The most important courses ranked:
- '02131', 9.635616786915753e-06
- '41511', 9.692464083593721e-06
- '41560', 1.210847419240741e-05
- '02402', 1.2148267300081986e-05
- '41704', 1.7054189003390714e-05
- '41401', 1.790689845356025e-05
- '41502', 2.4629091285730088e-05
- '41612', 2.489911594495044e-05
- '01035', 3.510320569864589e-05
- '41501', 6.733562291505434e-05
In regards to the shortest path we also tested out a hypothesis that states that DTU contain more base courses denoted by courses (nodes) that have the shortest path lenghts than courses that have longer shortest path lengths (advanced courses).
A graph showing the frequency of shortest path lenghts:
The last part of our analysis work of the network was identifiying the communities that could be found within it. The interesting aspect of this is that that we supposedly already now the communities (i.e. departments) but the network analyis tools like the louvain-algorithm might denote a different outcome. This could be telling us about how well the distrubution of courses between departments is actually.

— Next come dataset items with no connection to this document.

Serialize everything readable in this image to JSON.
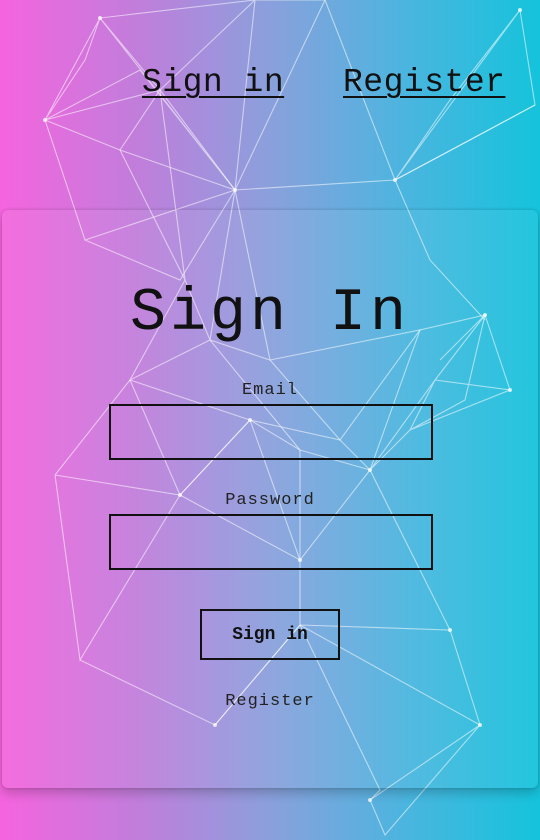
{
  "nav": {
    "signin_label": "Sign in",
    "register_label": "Register"
  },
  "form": {
    "title": "Sign In",
    "email_label": "Email",
    "email_value": "",
    "password_label": "Password",
    "password_value": "",
    "submit_label": "Sign in",
    "register_link": "Register"
  },
  "colors": {
    "gradient_left": "#f564de",
    "gradient_right": "#15c3dc",
    "text": "#111111"
  }
}
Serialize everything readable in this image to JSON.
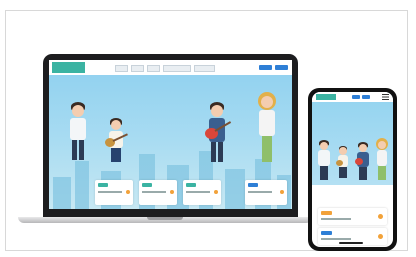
{
  "colors": {
    "brand_teal": "#3bb3a2",
    "catch_teal": "#1bb0a4",
    "nav_button_blue": "#2e7fd6",
    "sky_blue": "#8ed0ef",
    "accent_orange": "#f2a23a",
    "guitar_red": "#d9463a",
    "laptop_bezel": "#1d1d1f"
  },
  "laptop": {
    "site": {
      "logo_text": "",
      "nav_items": [
        "",
        "",
        "",
        "",
        ""
      ],
      "hero_small_text": "",
      "hero_catch_lines": [
        "",
        "",
        ""
      ],
      "cards": [
        {
          "tag": "",
          "text": ""
        },
        {
          "tag": "",
          "text": ""
        },
        {
          "tag": "",
          "text": ""
        },
        {
          "tag": "",
          "text": ""
        }
      ]
    }
  },
  "phone": {
    "site": {
      "logo_text": "",
      "hero_small_text": "",
      "hero_catch_lines": [
        "",
        ""
      ],
      "cards": [
        {
          "tag": "",
          "text": ""
        },
        {
          "tag": "",
          "text": ""
        }
      ]
    }
  },
  "icons": {
    "menu": "hamburger-menu-icon",
    "arrow": "circle-arrow-icon"
  }
}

The network with communities illustrated by color:
Firstly, we calculate the the assortativity of the undirected graph as a negative value ( -0.0667934917309). The negative value indicate that smiliar high-degree (important) courses do not show a tendency to link to other high-degree nodes(courses). Lastly, we calculate the modularity as it can be compared to the modularity of the actual communities later, where the modularity was 0.8053529955
Another network was made using the pre-requisites but this version set the actual communities denoted by departments.
The course network colored by departments:
Furthermore, networks for each department was created in order to calculate each department's (community) modularity to then collect at have a signle modularity value for the whole network Networks for each department. The overall modularity for the actual communities were 0.4492397651481369. The disparity(the other modularity is higher) between modularity values indicate that the departments are not the best way of defining the communities. The modularity of the communities of the undirected version of the department based network was also higher (0.6853537981269512).
The simplified colored network for courses by departments:
Overall departments can't be considered good communities, so the student has to think beyond his/her department when choosing courses.